The U.K. began the bidding process for the next set of onshore oil and gas exploration licenses, including shale that is considered a cheaper and more secure energy source.
The Department of Energy and Climate Change set out the details, which include planning guidance for areas of outstanding natural beauty, national parks and world heritage sites. About half the U.K. will be open for bids.
“Shale gas in Britain has the potential to provide us with greater energy security, jobs and growth,” new Business and Energy Minister Matt Hancock said in an e-mailed statement. “We must act carefully, minimizing risks, to explore how much of our large resource can be recovered to give the U.K. a new home- grown source of energy.”

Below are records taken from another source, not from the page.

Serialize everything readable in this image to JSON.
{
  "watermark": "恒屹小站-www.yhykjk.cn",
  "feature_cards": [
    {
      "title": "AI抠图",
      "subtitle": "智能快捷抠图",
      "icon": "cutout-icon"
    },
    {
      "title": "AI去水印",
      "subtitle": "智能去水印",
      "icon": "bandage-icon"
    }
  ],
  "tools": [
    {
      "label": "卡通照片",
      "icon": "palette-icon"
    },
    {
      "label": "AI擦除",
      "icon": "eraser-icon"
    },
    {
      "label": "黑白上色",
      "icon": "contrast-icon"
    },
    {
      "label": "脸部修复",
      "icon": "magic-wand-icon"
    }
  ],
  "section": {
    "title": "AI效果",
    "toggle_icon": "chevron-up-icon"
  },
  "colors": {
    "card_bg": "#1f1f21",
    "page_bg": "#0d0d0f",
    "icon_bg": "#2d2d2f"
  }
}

The government is offering tax breaks to drillers, and has pledged to ease planning rules, to allow companies to begin shale extraction faster. An area in northern England known as the Bowland Basin may hold 1,300 trillion cubic feet of gas, enough to supply the country for almost half a century, if just 10 percent is extracted. Home-grown supplies cut dependence on imports amid declining reserves of oil and gas in the North Sea.
The U.K. is competing with Poland to lead development of the resource in Europe and replicate a shale boom in the U.S. that made it the world’s largest producer of oil and gas. IGas Energy Plc and Cuadrilla Resources Ltd. are leading efforts in U.K. exploration following the lifting of a moratorium at the end of 2012.
Against the prospect of lower energy prices, ministers must consider the unpopularity of shale extraction. Hydraulic fracturing, which pumps water, sand and chemicals at high pressure to release fuel trapped in underground shale rock, may cause water shortages in parts of the country and cause house prices to drop, according to a report this month by Scientists for Global Responsibility and the Chartered Institute of Environmental Health.
Opponents are concerned that the drilling technique known as fracking may also cause water contamination, an increase in heavy goods vehicles along narrow lanes and an industrialization of the English countryside. Last year, protesters in the village of Balcombe, south of London, halted exploration work by Cuadrilla. Last week, a planning application by Celtique Energie Ltd. was rejected by local authorities because of objections by the community.
“The Government has fired the starting gun on a reckless race for shale that could see fracking rigs go up across the British countryside, including in sensitive areas such as those covering major aquifers,” Louise Hutchins, a Greenpeace energy campaigner, said in a statement.